Again, a highly misleading statement because it precludes new discoveries,
including finding a species in an area where only another congener was
known previously. This is presumptive rather than scientific. These things
change constantly as field work progresses. A good example is a plant
"known only from the type locality" (a frequent refrain in the botanical
literature) that may in fact be found in another place by a sharp-eyed
collector.

"*In areas where sympatric species occur (i.e. multiple related species in
the same area) then you have to resort to traditional morphological
distinctions for purposes of identification*."

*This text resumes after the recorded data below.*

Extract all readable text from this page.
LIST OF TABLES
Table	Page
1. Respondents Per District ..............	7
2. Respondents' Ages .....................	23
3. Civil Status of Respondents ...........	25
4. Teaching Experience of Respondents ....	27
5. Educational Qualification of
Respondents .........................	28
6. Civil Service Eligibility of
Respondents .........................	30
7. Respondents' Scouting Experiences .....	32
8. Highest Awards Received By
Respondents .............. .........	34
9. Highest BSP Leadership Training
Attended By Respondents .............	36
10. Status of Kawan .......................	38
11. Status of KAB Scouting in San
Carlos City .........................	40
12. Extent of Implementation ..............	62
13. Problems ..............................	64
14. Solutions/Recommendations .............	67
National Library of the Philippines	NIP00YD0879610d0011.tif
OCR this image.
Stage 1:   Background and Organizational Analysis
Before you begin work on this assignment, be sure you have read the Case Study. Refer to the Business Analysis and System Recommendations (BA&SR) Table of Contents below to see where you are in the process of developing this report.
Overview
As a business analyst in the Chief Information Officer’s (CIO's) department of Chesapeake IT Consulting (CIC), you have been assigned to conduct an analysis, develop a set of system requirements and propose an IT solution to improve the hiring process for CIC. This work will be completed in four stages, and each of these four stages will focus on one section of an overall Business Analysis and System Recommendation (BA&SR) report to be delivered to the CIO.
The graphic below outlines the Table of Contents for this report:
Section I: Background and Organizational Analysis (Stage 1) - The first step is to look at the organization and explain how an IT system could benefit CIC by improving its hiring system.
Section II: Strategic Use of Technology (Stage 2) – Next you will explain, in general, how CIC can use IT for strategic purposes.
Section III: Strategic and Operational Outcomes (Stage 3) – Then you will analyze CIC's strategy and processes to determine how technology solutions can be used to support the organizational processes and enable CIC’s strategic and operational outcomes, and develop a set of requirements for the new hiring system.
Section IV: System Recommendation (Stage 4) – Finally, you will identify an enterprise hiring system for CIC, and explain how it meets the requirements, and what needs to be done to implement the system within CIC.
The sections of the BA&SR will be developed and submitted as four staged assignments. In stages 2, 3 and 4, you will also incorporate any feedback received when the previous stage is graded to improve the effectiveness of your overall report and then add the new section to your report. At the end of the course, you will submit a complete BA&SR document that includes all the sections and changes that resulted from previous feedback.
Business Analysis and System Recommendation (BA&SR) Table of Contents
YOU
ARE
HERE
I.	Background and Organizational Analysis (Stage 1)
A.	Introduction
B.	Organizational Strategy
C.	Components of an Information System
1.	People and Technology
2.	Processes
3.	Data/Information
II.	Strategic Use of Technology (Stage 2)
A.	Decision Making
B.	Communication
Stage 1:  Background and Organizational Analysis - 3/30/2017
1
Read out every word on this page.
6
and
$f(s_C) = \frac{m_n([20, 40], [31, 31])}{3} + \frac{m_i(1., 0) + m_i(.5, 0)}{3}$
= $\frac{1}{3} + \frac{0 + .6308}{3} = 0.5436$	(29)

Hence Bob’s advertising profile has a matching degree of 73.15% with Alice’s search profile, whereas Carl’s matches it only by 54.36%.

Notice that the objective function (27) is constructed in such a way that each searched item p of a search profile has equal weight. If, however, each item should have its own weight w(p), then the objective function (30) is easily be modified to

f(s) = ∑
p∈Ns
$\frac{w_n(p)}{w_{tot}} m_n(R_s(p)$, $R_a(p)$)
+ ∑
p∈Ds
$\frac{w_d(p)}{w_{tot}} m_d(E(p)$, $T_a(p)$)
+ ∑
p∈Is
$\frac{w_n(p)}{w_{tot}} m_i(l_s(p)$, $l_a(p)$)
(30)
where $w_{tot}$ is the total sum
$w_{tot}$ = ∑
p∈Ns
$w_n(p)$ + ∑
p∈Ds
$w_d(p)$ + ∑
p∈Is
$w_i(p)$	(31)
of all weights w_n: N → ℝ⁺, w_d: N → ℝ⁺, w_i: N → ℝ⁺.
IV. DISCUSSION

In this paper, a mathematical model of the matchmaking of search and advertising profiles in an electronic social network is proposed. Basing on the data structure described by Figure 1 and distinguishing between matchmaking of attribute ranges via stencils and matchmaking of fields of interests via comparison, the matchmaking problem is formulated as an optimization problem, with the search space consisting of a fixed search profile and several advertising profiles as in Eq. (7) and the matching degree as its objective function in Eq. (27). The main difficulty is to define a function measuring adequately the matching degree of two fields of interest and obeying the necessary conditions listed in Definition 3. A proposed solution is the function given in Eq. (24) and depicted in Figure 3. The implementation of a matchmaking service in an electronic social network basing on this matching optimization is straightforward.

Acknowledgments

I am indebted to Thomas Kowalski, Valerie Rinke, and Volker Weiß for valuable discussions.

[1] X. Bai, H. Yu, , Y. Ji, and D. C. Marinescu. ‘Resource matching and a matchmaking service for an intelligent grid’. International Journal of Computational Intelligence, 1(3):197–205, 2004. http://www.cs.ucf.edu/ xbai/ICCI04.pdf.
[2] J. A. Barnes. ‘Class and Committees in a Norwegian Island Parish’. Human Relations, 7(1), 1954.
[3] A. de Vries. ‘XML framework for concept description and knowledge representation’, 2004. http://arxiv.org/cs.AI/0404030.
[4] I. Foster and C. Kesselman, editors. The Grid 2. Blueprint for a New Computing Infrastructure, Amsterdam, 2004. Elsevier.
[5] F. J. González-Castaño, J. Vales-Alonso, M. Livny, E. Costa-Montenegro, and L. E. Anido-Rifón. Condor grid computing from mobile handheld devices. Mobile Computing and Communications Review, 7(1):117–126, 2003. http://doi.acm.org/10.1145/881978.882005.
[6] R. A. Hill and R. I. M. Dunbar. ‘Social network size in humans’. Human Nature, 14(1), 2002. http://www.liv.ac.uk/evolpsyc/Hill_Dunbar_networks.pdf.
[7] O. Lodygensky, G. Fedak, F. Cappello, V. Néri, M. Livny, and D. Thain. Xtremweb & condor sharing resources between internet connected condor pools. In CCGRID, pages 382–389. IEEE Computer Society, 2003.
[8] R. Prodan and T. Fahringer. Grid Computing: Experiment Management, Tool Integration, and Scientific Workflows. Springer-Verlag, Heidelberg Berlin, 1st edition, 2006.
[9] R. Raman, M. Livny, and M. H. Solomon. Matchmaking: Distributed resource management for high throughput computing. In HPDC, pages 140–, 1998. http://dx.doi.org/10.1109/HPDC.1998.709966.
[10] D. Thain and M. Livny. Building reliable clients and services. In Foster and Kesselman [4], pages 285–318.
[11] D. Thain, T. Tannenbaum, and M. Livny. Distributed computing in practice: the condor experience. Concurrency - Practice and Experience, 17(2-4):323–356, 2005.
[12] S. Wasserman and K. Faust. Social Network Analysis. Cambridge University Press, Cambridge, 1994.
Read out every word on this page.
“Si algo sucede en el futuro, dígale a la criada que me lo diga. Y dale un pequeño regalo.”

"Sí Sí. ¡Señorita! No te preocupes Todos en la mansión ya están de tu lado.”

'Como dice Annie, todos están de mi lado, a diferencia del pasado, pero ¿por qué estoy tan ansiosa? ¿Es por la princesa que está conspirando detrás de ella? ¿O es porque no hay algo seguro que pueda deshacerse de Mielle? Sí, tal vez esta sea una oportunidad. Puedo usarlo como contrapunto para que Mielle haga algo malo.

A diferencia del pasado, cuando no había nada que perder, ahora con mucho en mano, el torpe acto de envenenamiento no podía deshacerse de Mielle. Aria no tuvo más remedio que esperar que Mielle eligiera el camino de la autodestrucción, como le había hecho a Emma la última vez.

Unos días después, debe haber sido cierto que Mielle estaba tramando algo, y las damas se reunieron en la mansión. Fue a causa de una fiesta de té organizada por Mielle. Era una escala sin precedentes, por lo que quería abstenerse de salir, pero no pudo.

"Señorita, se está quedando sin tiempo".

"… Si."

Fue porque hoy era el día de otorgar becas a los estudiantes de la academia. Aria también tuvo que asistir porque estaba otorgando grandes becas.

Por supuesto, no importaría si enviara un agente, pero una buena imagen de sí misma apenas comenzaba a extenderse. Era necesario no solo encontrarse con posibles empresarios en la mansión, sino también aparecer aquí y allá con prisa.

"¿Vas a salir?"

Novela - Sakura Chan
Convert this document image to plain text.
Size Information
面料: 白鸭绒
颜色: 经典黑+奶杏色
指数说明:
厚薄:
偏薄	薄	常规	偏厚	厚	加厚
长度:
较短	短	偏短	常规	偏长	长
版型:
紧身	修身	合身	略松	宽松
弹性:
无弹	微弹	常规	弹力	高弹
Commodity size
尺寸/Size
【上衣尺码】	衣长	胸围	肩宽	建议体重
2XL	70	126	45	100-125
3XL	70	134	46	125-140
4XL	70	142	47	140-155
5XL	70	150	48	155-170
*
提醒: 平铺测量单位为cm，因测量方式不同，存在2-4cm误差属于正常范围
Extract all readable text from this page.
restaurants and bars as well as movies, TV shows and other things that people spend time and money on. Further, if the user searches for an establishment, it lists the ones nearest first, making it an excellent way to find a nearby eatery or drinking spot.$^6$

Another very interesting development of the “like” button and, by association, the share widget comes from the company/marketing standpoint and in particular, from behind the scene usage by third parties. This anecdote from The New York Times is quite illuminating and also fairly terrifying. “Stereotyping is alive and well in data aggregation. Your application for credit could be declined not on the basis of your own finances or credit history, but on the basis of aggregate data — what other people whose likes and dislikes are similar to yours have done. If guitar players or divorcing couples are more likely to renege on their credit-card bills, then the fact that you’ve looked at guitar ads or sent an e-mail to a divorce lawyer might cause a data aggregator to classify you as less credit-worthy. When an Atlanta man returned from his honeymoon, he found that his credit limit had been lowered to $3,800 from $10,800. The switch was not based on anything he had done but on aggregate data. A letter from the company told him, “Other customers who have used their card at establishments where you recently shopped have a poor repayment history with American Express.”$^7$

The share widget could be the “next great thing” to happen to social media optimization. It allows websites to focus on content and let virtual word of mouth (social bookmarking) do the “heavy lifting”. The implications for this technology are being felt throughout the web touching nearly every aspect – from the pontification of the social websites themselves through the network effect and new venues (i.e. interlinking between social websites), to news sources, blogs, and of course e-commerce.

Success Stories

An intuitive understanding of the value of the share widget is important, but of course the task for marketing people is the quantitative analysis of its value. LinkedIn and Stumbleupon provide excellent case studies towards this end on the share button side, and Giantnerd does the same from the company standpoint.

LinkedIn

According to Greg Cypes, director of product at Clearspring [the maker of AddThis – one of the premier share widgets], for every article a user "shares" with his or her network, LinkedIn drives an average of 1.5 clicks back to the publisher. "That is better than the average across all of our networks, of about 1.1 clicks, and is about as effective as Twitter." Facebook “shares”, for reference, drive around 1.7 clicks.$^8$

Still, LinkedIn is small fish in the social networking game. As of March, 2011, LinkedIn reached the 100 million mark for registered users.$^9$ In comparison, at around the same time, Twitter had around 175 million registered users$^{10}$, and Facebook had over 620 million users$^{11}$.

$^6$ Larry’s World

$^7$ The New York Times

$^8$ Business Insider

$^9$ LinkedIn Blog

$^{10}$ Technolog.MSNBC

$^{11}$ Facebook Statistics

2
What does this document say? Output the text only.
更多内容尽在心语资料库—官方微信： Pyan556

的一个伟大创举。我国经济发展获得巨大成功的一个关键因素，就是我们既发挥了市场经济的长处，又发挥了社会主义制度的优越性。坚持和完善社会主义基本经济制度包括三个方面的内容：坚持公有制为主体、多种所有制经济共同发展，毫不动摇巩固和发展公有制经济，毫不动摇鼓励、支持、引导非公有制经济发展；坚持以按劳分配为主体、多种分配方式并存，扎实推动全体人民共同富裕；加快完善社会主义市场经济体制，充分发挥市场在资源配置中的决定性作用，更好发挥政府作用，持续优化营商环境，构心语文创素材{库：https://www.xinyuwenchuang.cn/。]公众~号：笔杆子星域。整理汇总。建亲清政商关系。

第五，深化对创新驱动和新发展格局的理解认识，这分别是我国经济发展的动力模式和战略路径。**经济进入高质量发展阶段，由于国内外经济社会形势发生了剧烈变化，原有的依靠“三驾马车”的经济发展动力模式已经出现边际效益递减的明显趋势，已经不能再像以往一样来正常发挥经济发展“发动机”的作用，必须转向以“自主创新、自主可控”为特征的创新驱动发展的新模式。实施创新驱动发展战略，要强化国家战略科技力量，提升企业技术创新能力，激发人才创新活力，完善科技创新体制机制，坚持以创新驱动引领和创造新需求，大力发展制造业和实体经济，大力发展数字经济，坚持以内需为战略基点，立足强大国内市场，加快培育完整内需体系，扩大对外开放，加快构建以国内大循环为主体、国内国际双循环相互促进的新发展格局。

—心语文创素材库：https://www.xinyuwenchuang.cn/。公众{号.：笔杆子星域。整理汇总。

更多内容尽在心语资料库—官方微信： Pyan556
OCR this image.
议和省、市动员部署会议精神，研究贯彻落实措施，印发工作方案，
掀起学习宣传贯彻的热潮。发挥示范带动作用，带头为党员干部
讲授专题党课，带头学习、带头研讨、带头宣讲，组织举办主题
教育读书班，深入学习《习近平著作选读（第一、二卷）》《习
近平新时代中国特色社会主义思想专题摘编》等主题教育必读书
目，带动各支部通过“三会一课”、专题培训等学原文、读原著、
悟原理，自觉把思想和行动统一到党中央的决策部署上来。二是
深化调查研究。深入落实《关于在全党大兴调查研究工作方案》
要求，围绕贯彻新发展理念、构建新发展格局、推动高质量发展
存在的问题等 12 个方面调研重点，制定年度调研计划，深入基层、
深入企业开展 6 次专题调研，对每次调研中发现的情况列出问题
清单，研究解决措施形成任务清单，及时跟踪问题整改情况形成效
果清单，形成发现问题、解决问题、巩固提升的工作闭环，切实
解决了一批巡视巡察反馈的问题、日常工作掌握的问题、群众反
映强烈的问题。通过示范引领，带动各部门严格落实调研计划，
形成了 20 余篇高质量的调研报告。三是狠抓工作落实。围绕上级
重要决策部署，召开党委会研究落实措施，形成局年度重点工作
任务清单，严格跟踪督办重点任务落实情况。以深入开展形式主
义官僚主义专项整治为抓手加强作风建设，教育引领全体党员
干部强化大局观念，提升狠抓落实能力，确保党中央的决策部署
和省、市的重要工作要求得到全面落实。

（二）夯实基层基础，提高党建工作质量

How does this differ from the use of such characters to identify allopatric
species?


Dylan Hannon




On 30 October 2012 15:39, Jim McKenney <jamesamckenney@verizon.net> wrote:

> Leo wrote: " I have been led to believe we name species based on
> differences in plant structures,not geography."
>
> What Leo wrote is certainly an accurate description of the way things have
> been done in taxonomy for centuries.
>
> However, once genetics emerged as a science, the time honored  primacy of
> morphology (structures) was challenged by a radically different concept,
> the concept of the gene pool. What the gene pool concept asserts is that
> species, at least in theory, are determined by the limits of their breeding
> population (gene pool), not by their appearance (i.e. structures,
> morphology).
>
> >From my point of view, contemporary DNA studies are fairly viewed as a
>  minutely granular version of morphology ( maybe better thought of as
> "meta-morphology"). And from that point of view, DNA studies are no better
> suited for determining species limits than traditional gross morphological
> studies.  Why? Because morphological studies, no matter how detailed, do
> not address or answer the questions which determine the boundaries of the
> breeding population. To be sure, morphological studies can accurately
> determine when two entities are NOT the same species, but morphology in and
> of itself cannot determine when two entities ARE of the same species
> (although morphology/DNA studies can provide highly probable guesses).
>
> Where does geography fit into this? Breeding populations typically have a
> discrete geographical range. In areas where only one species of a genus
> occurs, if you know the geographic source of the entity, you know the
> specific identity. In areas where sympatric species occur (i.e. multiple
> related species in the same area) then you have to resort to traditional
> morphological distinctions for purposes of identification.